The Process of a Civil Case

To begin a civil lawsuit in federal court, the plaintiff files a complaint with the court and “serves” a copy of the complaint on the defendant. The complaint describes the plaintiff’s damages or injury, explains how the defendant caused the harm, shows that the court has jurisdiction, and asks the court to order relief. A plaintiff may seek money to compensate for the damages, or may ask the court to order the defendant to stop the conduct that is causing the harm. The court may also order other types of relief, such as a declaration of the legal rights of the plaintiff in a particular situation.

We can break down the process of a civil case into four steps.

Step One: Preparing For The Case

Litigants must provide information to each other about the case, such as the identity of witnesses and copies of any documents related to the case. This is known as “Discovery”. The purpose of discovery is to prepare for trial by requiring the litigants to assemble their evidence and prepare to call witnesses. Discovery may include a deposition, requiring a witness to answer questions about the case before the trial. The witness answers questions from the lawyer under oath, in the presence of a court reporter, who produces a word-for-word account called a transcript. Each side also may file requests, or “motions,” with the court seeking rulings on the discovery of evidence, or on the procedures to be followed at tria

Step Two: Settling of Differences

It is encouraged the litigants to try to reach an agreement resolving their dispute. Often times Judges encourage an agreement be reached to avoid the expense and delay of having a trial. The courts encourage the use of mediation, arbitration, and other forms of alternative dispute resolution, designed to produce a resolution of a dispute without the need for trial or other court proceedings. As a result, litigants often agree to a “settlement.” If a settlement is not reached, the court will then schedule a trial.

Step Three: Trial Process

By applying rules of evidence, the judge determines which information may be presented in the courtroom. Witnesses are kept out of the courtroom until they testify so that they speak only on their knowledge and do not change their statement based off the court hearing. A record of the trial proceedings is kept by a court reporter, and a deputy clerk of court keeps a record of each person who testifies and any documents, photographs, or other items introduced into evidence.

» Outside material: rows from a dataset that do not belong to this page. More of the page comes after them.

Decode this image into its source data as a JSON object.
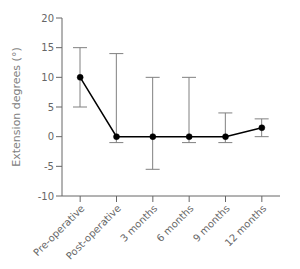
{
  "chart_data": {
    "type": "line",
    "categories": [
      "Pre-operative",
      "Post-operative",
      "3 months",
      "6 months",
      "9 months",
      "12 months"
    ],
    "values": [
      10,
      0,
      0,
      0,
      0,
      1.5
    ],
    "upper_whiskers": [
      15,
      14,
      10,
      10,
      4,
      3
    ],
    "lower_whiskers": [
      5,
      -1,
      -5.5,
      -1,
      -1,
      0
    ],
    "ylabel": "Extension degrees (°)",
    "ylim": [
      -10,
      20
    ],
    "yticks": [
      -10,
      -5,
      0,
      5,
      10,
      15,
      20
    ],
    "color": "#000000",
    "marker": "circle"
  }
}
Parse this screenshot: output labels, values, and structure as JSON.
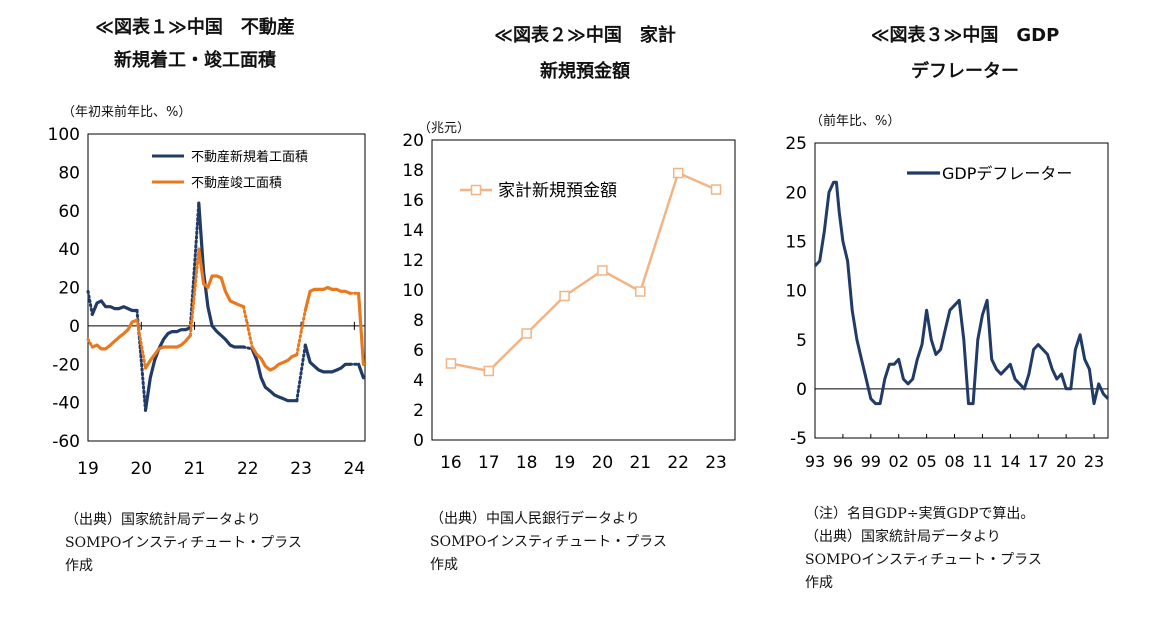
{
  "colors": {
    "navy": "#213a66",
    "orange": "#e8791e",
    "peach": "#f2b484",
    "frame": "#000000"
  },
  "panels": [
    {
      "title_line1": "≪図表１≫中国　不動産",
      "title_line2": "新規着工・竣工面積",
      "unit": "（年初来前年比、%）",
      "source_line1": "（出典）国家統計局データより",
      "source_line2": "SOMPOインスティチュート・プラス",
      "source_line3": "作成"
    },
    {
      "title_line1": "≪図表２≫中国　家計",
      "title_line2": "新規預金額",
      "unit": "（兆元）",
      "source_line1": "（出典）中国人民銀行データより",
      "source_line2": "SOMPOインスティチュート・プラス",
      "source_line3": "作成"
    },
    {
      "title_line1": "≪図表３≫中国　GDP",
      "title_line2": "デフレーター",
      "unit": "（前年比、%）",
      "note": "（注）名目GDP÷実質GDPで算出。",
      "source_line1": "（出典）国家統計局データより",
      "source_line2": "SOMPOインスティチュート・プラス",
      "source_line3": "作成"
    }
  ],
  "chart_data": [
    {
      "type": "line",
      "ylim": [
        -60,
        100
      ],
      "yticks": [
        -60,
        -40,
        -20,
        0,
        20,
        40,
        60,
        80,
        100
      ],
      "xlim": [
        2019,
        2024.2
      ],
      "xticks": [
        2019,
        2020,
        2021,
        2022,
        2023,
        2024
      ],
      "xticklabels": [
        "19",
        "20",
        "21",
        "22",
        "23",
        "24"
      ],
      "legend_position": "top-right",
      "series": [
        {
          "name": "不動産新規着工面積",
          "color": "#213a66",
          "x": [
            2019.08,
            2019.17,
            2019.25,
            2019.33,
            2019.42,
            2019.5,
            2019.58,
            2019.67,
            2019.75,
            2019.83,
            2019.92,
            null,
            2020.08,
            2020.17,
            2020.25,
            2020.33,
            2020.42,
            2020.5,
            2020.58,
            2020.67,
            2020.75,
            2020.83,
            2020.92,
            null,
            2021.08,
            2021.17,
            2021.25,
            2021.33,
            2021.42,
            2021.5,
            2021.58,
            2021.67,
            2021.75,
            2021.83,
            2021.92,
            null,
            2022.08,
            2022.17,
            2022.25,
            2022.33,
            2022.42,
            2022.5,
            2022.58,
            2022.67,
            2022.75,
            2022.83,
            2022.92,
            null,
            2023.08,
            2023.17,
            2023.25,
            2023.33,
            2023.42,
            2023.5,
            2023.58,
            2023.67,
            2023.75,
            2023.83,
            2023.92,
            null,
            2024.08,
            2024.17
          ],
          "y": [
            6,
            12,
            13,
            10,
            10,
            9,
            9,
            10,
            9,
            8,
            8,
            null,
            -44,
            -27,
            -18,
            -12,
            -7,
            -4,
            -3,
            -3,
            -2,
            -2,
            -1,
            null,
            64,
            28,
            10,
            0,
            -3,
            -5,
            -7,
            -10,
            -11,
            -11,
            -11,
            null,
            -12,
            -18,
            -27,
            -32,
            -34,
            -36,
            -37,
            -38,
            -39,
            -39,
            -39,
            null,
            -10,
            -19,
            -21,
            -23,
            -24,
            -24,
            -24,
            -23,
            -22,
            -20,
            -20,
            null,
            -20,
            -27
          ]
        },
        {
          "name": "不動産竣工面積",
          "color": "#e8791e",
          "x": [
            2019.08,
            2019.17,
            2019.25,
            2019.33,
            2019.42,
            2019.5,
            2019.58,
            2019.67,
            2019.75,
            2019.83,
            2019.92,
            null,
            2020.08,
            2020.17,
            2020.25,
            2020.33,
            2020.42,
            2020.5,
            2020.58,
            2020.67,
            2020.75,
            2020.83,
            2020.92,
            null,
            2021.08,
            2021.17,
            2021.25,
            2021.33,
            2021.42,
            2021.5,
            2021.58,
            2021.67,
            2021.75,
            2021.83,
            2021.92,
            null,
            2022.08,
            2022.17,
            2022.25,
            2022.33,
            2022.42,
            2022.5,
            2022.58,
            2022.67,
            2022.75,
            2022.83,
            2022.92,
            null,
            2023.08,
            2023.17,
            2023.25,
            2023.33,
            2023.42,
            2023.5,
            2023.58,
            2023.67,
            2023.75,
            2023.83,
            2023.92,
            null,
            2024.08,
            2024.17
          ],
          "y": [
            -11,
            -10,
            -12,
            -12,
            -10,
            -8,
            -6,
            -4,
            -2,
            2,
            3,
            null,
            -22,
            -18,
            -15,
            -12,
            -11,
            -11,
            -11,
            -11,
            -10,
            -8,
            -5,
            null,
            40,
            22,
            20,
            26,
            26,
            25,
            18,
            13,
            12,
            11,
            10,
            null,
            -11,
            -15,
            -17,
            -21,
            -23,
            -22,
            -20,
            -19,
            -18,
            -16,
            -15,
            null,
            8,
            18,
            19,
            19,
            19,
            20,
            19,
            19,
            18,
            18,
            17,
            null,
            17,
            -20
          ]
        },
        {
          "name": "",
          "style": "dotted",
          "color": "#213a66",
          "x": [
            2019.0,
            2019.08,
            null,
            2019.92,
            2020.08,
            null,
            2020.92,
            2021.08,
            null,
            2021.92,
            2022.08,
            null,
            2022.92,
            2023.08,
            null,
            2023.92,
            2024.08
          ],
          "y": [
            18,
            6,
            null,
            8,
            -44,
            null,
            -1,
            64,
            null,
            -11,
            -12,
            null,
            -39,
            -10,
            null,
            -20,
            -20
          ]
        },
        {
          "name": "",
          "style": "dotted",
          "color": "#e8791e",
          "x": [
            2019.0,
            2019.08,
            null,
            2019.92,
            2020.08,
            null,
            2020.92,
            2021.08,
            null,
            2021.92,
            2022.08,
            null,
            2022.92,
            2023.08,
            null,
            2023.92,
            2024.08
          ],
          "y": [
            -7,
            -11,
            null,
            3,
            -22,
            null,
            -5,
            40,
            null,
            10,
            -11,
            null,
            -15,
            8,
            null,
            17,
            17
          ]
        }
      ]
    },
    {
      "type": "line",
      "ylim": [
        0,
        20
      ],
      "yticks": [
        0,
        2,
        4,
        6,
        8,
        10,
        12,
        14,
        16,
        18,
        20
      ],
      "categories": [
        "16",
        "17",
        "18",
        "19",
        "20",
        "21",
        "22",
        "23"
      ],
      "legend_position": "top-left",
      "series": [
        {
          "name": "家計新規預金額",
          "color": "#f2b484",
          "values": [
            5.1,
            4.6,
            7.1,
            9.6,
            11.3,
            9.9,
            17.8,
            16.7
          ]
        }
      ]
    },
    {
      "type": "line",
      "ylim": [
        -5,
        25
      ],
      "yticks": [
        -5,
        0,
        5,
        10,
        15,
        20,
        25
      ],
      "xlim": [
        1993,
        2024.5
      ],
      "xticks": [
        1993,
        1996,
        1999,
        2002,
        2005,
        2008,
        2011,
        2014,
        2017,
        2020,
        2023
      ],
      "xticklabels": [
        "93",
        "96",
        "99",
        "02",
        "05",
        "08",
        "11",
        "14",
        "17",
        "20",
        "23"
      ],
      "legend_position": "top-right",
      "series": [
        {
          "name": "GDPデフレーター",
          "color": "#213a66",
          "x": [
            1993.0,
            1993.5,
            1994.0,
            1994.5,
            1995.0,
            1995.3,
            1995.6,
            1996.0,
            1996.5,
            1997.0,
            1997.5,
            1998.0,
            1998.5,
            1999.0,
            1999.5,
            2000.0,
            2000.5,
            2001.0,
            2001.5,
            2002.0,
            2002.5,
            2003.0,
            2003.5,
            2004.0,
            2004.5,
            2005.0,
            2005.5,
            2006.0,
            2006.5,
            2007.0,
            2007.5,
            2008.0,
            2008.5,
            2009.0,
            2009.5,
            2010.0,
            2010.5,
            2011.0,
            2011.5,
            2012.0,
            2012.5,
            2013.0,
            2013.5,
            2014.0,
            2014.5,
            2015.0,
            2015.5,
            2016.0,
            2016.5,
            2017.0,
            2017.5,
            2018.0,
            2018.5,
            2019.0,
            2019.5,
            2020.0,
            2020.5,
            2021.0,
            2021.5,
            2022.0,
            2022.5,
            2023.0,
            2023.5,
            2024.0,
            2024.5
          ],
          "y": [
            12.5,
            13,
            16,
            20,
            21,
            21,
            18,
            15,
            13,
            8,
            5,
            3,
            1,
            -1,
            -1.5,
            -1.5,
            1,
            2.5,
            2.5,
            3,
            1,
            0.5,
            1,
            3,
            4.5,
            8,
            5,
            3.5,
            4,
            6,
            8,
            8.5,
            9,
            5,
            -1.5,
            -1.5,
            5,
            7.5,
            9,
            3,
            2,
            1.5,
            2,
            2.5,
            1,
            0.5,
            0,
            1.5,
            4,
            4.5,
            4,
            3.5,
            2,
            1,
            1.5,
            0,
            0,
            4,
            5.5,
            3,
            2,
            -1.5,
            0.5,
            -0.5,
            -1
          ]
        }
      ]
    }
  ]
}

The opposing attorney may object if a question it invites the witness to say something that is not based on the witness’s personal knowledge, is unfairly prejudicial, or is irrelevant to the case. Generally, the judge either overrules or sustains (allows) the objection. If the objection is sustained, the witness does not answer the question, and the attorney must move on to his next question.

Step Four: Closing

Both sides will give a closing argument after the evidence is heard. In a jury trial, the judge will explain the law that is relevant to the case and the decisions the jury needs to make. It is usually asked of the jury to determine whether or not the defendant is responsible for harming the plaintiff in some way, and then to determine the amount of damages that the defendant will be required to pay. If it is a Bench Trial (a case tried before a judge with no jury) The judge will decide the outcome and order some kind of relief.